On the beer front, who would have imagined that keg beer, which had been completely discredited and in steep decline, would be reinvented as nitrokeg and suddenly become a marketable product again - even though it's basically just the same old rubbish? Or that half the pubs in the country would now be stocking more varieties of real ale than they can turn over properly? On the other hand, many prophets of doom have been saying for a long time that there will be a shakeout in the pub trade leading to the closure of tens of thousands of pubs, but - apart from a few depopulated inner city areas - it just hasn't happened.

In view of this, I wouldn't dare to say that this will happen, or that won't. But I suspect the following will be some of the key questions which the next ten years will answer:

  • Will nitrokeg make such inroads into cask beer that it becomes the standard beer in most pubs? Or can real ale continue to hold its own? The jury is still out on this one....
  • Will the next recession finally bring about the oft-foretold cull of pubs - as it is obvious that many pubs are even now struggling along on very thin trade?

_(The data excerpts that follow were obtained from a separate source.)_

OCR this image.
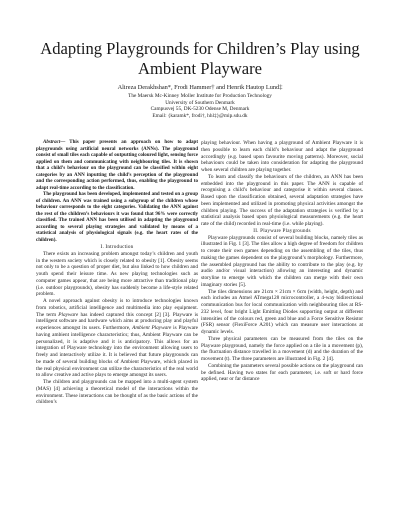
Adapting Playgrounds for Children’s Play using Ambient Playware
Alireza Derakhshan*, Frodi Hammer† and Henrik Hautop Lund‡
The Maersk Mc-Kinney Moller Institute for Production Technology
University of Southern Denmark
Campusvej 55, DK-5230 Odense M, Denmark
Email: {karamk*, frodi†, hhl‡}@mip.sdu.dk

Abstract— This paper presents an approach on how to adapt playgrounds using artificial neural networks (ANNs). The playground consist of small tiles each capable of outputting coloured light, sensing force applied on them and communicating with neighbouring tiles. It is shown that a child’s behaviour on the playground can be classified within eight categories by an ANN inputting the child’s perception of the playground and the corresponding action performed, thus, enabling the playground to adapt real-time according to the classification.

The playground has been developed, implemented and tested on a group of children. An ANN was trained using a subgroup of the children whose behaviour corresponds to the eight categories. Validating the ANN against the rest of the children’s behaviours it was found that 96% were correctly classified. The trained ANN has been utilised in adapting the playground according to several playing strategies and validated by means of a statistical analysis of physiological signals (e.g. the heart rates of the children).

I. Introduction

There exists an increasing problem amongst today’s children and youth in the western society which is closely related to obesity [1]. Obesity seems not only to be a question of proper diet, but also linked to how children and youth spend their leisure time. As new playing technologies such as computer games appear, that are being more attractive than traditional play (i.e. outdoor playgrounds), obesity has suddenly become a life-style related problem.

A novel approach against obesity is to introduce technologies known from robotics, artificial intelligence and multimedia into play equipment. The term Playware has indeed captured this concept [2] [3]. Playware is intelligent software and hardware which aims at producing play and playful experiences amongst its users. Furthermore, Ambient Playware is Playware having ambient intelligence characteristics; thus, Ambient Playware can be personalized, it is adaptive and it is anticipatory. This allows for an integration of Playware technology into the environment allowing users to freely and interactively utilize it. It is believed that future playgrounds can be made of several building blocks of Ambient Playware, which placed in the real physical environment can utilize the characteristics of the real world to allow creative and active plays to emerge amongst its users.

The children and playgrounds can be mapped into a multi-agent system (MAS) [4] achieving a theoretical model of the interactions within the environment. These interactions can be thought of as the basic actions of the children’s

playing behaviour. When having a playground of Ambient Playware it is then possible to learn each child’s behaviour and adapt the playground accordingly (e.g. based upon favourite moving patterns). Moreover, social behaviours could be taken into consideration for adapting the playground when several children are playing together.

To learn and classify the behaviours of the children, an ANN has been embedded into the playground in this paper. The ANN is capable of recognising a child’s behaviour and categorise it within several classes. Based upon the classification obtained, several adaptation strategies have been implemented and utilized in promoting physical activities amongst the children playing. The success of the adaptation strategies is verified by a statistical analysis based upon physiological measurements (e.g. the heart rate of the child) recorded in real-time (i.e. while playing).

II. Playware Playgrounds

Playware playgrounds consist of several building blocks, namely tiles as illustrated in Fig. 1 [3]. The tiles allow a high degree of freedom for children to create their own games depending on the assembling of the tiles, thus making the games dependent on the playground’s morphology. Furthermore, the assembled playground has the ability to contribute to the play (e.g. by audio and/or visual interaction) allowing an interesting and dynamic storyline to emerge with which the children can merge with their own imaginary stories [5].

The tiles dimensions are 21cm × 21cm × 6cm (width, height, depth) and each includes an Atmel ATmega128 microcontroller, a 4-way bidirectional communication bus for local communication with neighbouring tiles at RS-232 level, four bright Light Emitting Diodes supporting output at different intensities of the colours red, green and blue and a Force Sensitive Resistor (FSR) sensor (FlexiForce A201) which can measure user interactions at dynamic levels.

Three physical parameters can be measured from the tiles on the Playware playground, namely the force applied on a tile in a movement (p), the fluctuation distance travelled in a movement (d) and the duration of the movement (t). The three parameters are illustrated in Fig. 2 [4].

Combining the parameters several possible actions on the playground can be defined. Having two states for each parameter, i.e. soft or hard force applied, near or far distance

  • Will the apparently inevitable reduction in the drink-drive limit lead to an upheaval in pub-going habits, and a tidal wave of closures, or just give a slight boost to existing trends?

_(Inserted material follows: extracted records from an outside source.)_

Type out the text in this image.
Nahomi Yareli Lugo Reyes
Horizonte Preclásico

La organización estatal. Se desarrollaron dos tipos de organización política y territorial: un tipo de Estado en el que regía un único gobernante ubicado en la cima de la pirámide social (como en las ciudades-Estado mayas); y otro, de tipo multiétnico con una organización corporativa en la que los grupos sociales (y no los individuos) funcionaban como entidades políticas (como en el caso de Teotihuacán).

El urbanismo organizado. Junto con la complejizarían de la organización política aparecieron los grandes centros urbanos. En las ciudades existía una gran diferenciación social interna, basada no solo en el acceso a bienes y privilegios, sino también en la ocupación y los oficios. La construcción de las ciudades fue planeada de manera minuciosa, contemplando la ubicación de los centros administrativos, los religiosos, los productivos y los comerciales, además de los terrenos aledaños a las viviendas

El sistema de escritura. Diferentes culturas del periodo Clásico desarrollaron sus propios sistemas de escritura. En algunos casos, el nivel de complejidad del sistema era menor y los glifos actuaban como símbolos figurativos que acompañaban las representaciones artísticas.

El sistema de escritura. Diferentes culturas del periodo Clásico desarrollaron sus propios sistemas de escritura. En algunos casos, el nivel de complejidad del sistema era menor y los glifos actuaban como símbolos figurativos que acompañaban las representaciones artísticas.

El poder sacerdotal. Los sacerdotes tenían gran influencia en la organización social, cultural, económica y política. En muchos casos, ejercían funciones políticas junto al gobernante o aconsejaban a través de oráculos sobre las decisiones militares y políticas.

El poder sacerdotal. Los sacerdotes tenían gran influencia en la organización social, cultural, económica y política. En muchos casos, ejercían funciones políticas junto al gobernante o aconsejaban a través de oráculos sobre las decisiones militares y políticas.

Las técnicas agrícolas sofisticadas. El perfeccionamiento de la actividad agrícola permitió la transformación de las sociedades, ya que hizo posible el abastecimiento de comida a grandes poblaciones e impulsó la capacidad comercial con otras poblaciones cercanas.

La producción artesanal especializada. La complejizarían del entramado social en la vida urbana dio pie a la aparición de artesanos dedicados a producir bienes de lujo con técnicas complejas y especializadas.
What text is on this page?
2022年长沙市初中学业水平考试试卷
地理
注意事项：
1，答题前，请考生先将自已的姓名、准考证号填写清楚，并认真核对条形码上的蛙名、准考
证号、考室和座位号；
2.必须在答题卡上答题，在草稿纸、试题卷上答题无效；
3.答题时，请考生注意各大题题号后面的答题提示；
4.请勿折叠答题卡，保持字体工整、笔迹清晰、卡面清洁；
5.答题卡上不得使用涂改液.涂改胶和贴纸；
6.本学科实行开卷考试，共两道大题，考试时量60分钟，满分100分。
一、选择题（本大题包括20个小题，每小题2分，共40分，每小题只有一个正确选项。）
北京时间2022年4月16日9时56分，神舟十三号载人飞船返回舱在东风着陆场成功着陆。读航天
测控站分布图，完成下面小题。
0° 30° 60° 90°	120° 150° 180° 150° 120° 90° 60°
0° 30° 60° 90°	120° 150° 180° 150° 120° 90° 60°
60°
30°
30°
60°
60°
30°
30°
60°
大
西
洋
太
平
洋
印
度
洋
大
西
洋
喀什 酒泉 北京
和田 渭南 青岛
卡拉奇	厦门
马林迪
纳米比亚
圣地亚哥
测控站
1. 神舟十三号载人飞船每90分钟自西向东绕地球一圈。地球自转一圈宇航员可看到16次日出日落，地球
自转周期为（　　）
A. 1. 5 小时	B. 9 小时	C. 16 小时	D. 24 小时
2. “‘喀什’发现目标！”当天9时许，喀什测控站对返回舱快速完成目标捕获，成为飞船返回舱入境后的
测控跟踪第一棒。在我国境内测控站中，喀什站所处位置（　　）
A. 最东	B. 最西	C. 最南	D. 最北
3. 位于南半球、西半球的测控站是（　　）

  • Will we ever get full measures legislation?
  • Can CAMRA continue to be a broad-based consumer movement, or will it metamorphose into what is essentially a club of beer connoisseurs drinking niche products in niche outlets - something of which there are already clear signs today?
  • Will the risks to bar staff of passive smoking lead to pubs being forced to become basically non-smoking, with the option of a separate smoking area? And how will this affect single-room pubs?
  • Will the gap between British and French beer duty ever be reduced, or will Gordon Brown carry on screwing the British beer drinker regardless of the wider consequences?
  • Or will the European Union start taking an interest in alcohol from a health standpoint (as it does with tobacco) leading to upward, not downward, harmonisation of duties?
  • Will the health concerns which have affected the tobacco industry now increasingly be redirected at the drinks trade, making 1997 in retrospect the high water mark of a liberal licensing and taxation climate?

If you think you have any answers to these questions, then please share them with us.